Weather: Burning, boiling, expiringly hot.
Llama Count: I encounter the plastic one from a couple of days ago again. It looks even more slobbered on than last time.
Happy First Day of Spring!
Happy National Day of Students and Children!
Happy some dreadful Bolivian attempt at Valentines Day (like the English version, but with more helium balloons and teddy bears.)!
So all altruism for volunteering in a nursery is today shown in its true colours... Its basically because I wanted to go to a party. I arrive to be greeted by fifteen mini princesses dressed up to the nines, and about twenty soldiers, and a couple of children looking sulky in the rather less glitzy fancy dress. The children perform various dances, to tunes ranging from Bolivian folk music, to the wheels on the bus go round and round and round and round and round and round... it was an incredibly popular choice. Then it is time for repeated refrains of a wedding march, as four year old Lilly Anne is crowned and given a sceptre. She looks a bit like a May Queen in a first holy communion dress, with a lot of plastic glitter, and inordinate layers of blusher.

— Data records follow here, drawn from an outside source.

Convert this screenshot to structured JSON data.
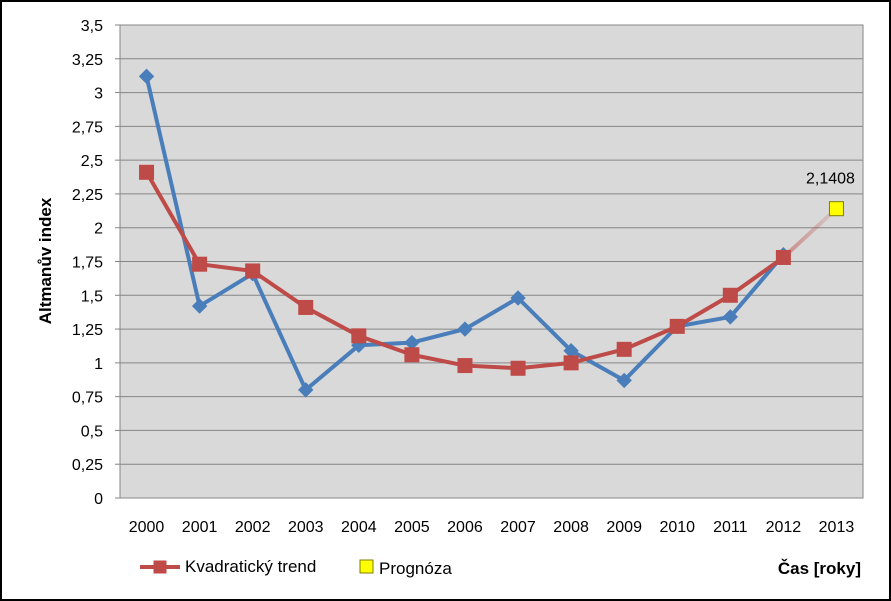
{
  "chart_data": {
    "type": "line",
    "title": "",
    "xlabel": "Čas [roky]",
    "ylabel": "Altmanův index",
    "categories": [
      "2000",
      "2001",
      "2002",
      "2003",
      "2004",
      "2005",
      "2006",
      "2007",
      "2008",
      "2009",
      "2010",
      "2011",
      "2012",
      "2013"
    ],
    "ylim": [
      0,
      3.5
    ],
    "yticks": [
      0,
      0.25,
      0.5,
      0.75,
      1,
      1.25,
      1.5,
      1.75,
      2,
      2.25,
      2.5,
      2.75,
      3,
      3.25,
      3.5
    ],
    "ytick_labels": [
      "0",
      "0,25",
      "0,5",
      "0,75",
      "1",
      "1,25",
      "1,5",
      "1,75",
      "2",
      "2,25",
      "2,5",
      "2,75",
      "3",
      "3,25",
      "3,5"
    ],
    "grid": true,
    "legend_position": "bottom-left",
    "series": [
      {
        "name": "",
        "color": "#4a7ebb",
        "marker": "diamond",
        "values": [
          3.12,
          1.42,
          1.66,
          0.8,
          1.13,
          1.15,
          1.25,
          1.48,
          1.09,
          0.87,
          1.27,
          1.34,
          1.8,
          null
        ]
      },
      {
        "name": "Kvadratický trend",
        "color": "#be4b48",
        "marker": "square",
        "values": [
          2.41,
          1.73,
          1.68,
          1.41,
          1.2,
          1.06,
          0.98,
          0.96,
          1.0,
          1.1,
          1.27,
          1.5,
          1.78,
          null
        ]
      },
      {
        "name": "Prognóza",
        "color": "#ffff00",
        "marker": "square",
        "values": [
          null,
          null,
          null,
          null,
          null,
          null,
          null,
          null,
          null,
          null,
          null,
          null,
          null,
          2.1408
        ]
      }
    ],
    "annotations": [
      {
        "text": "2,1408",
        "x": "2013",
        "y": 2.1408
      }
    ]
  }
}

And then I try to have lunch... It is boiling and I think my immune system has entered system overload after another morning with snotty children.. I feel dreadfully sick again, I need to go to actually pay the Spanish school today so go for a long slow walk up the hill. Luckily the Spanish teacher also considers herself a doctor, and diagnoses altitude sickness brought on by heat. I am fed some tea, which has definitely been more than friends with coca. Fifteen minutes later I am no longer about to vomit all over the table, and feel well again if completely wiped out, and as with every ill symptom I seem to get out here, dreadfully homesick.
Spanish teacher says I should be fine now. I have a very slow afternoon feeling sorry for myself, missing England, and packing up to catch a bus to La Paz. I decide the latter is probably a good idea as all I want to do is sleep, and everyone in the hostel is going out partying.
It turns out to be a brilliant decision, twelve hours of wonderful sleep later I am in La Paz.
La Paz in Sanish means the peace. At least the Bolivians find irony amusing.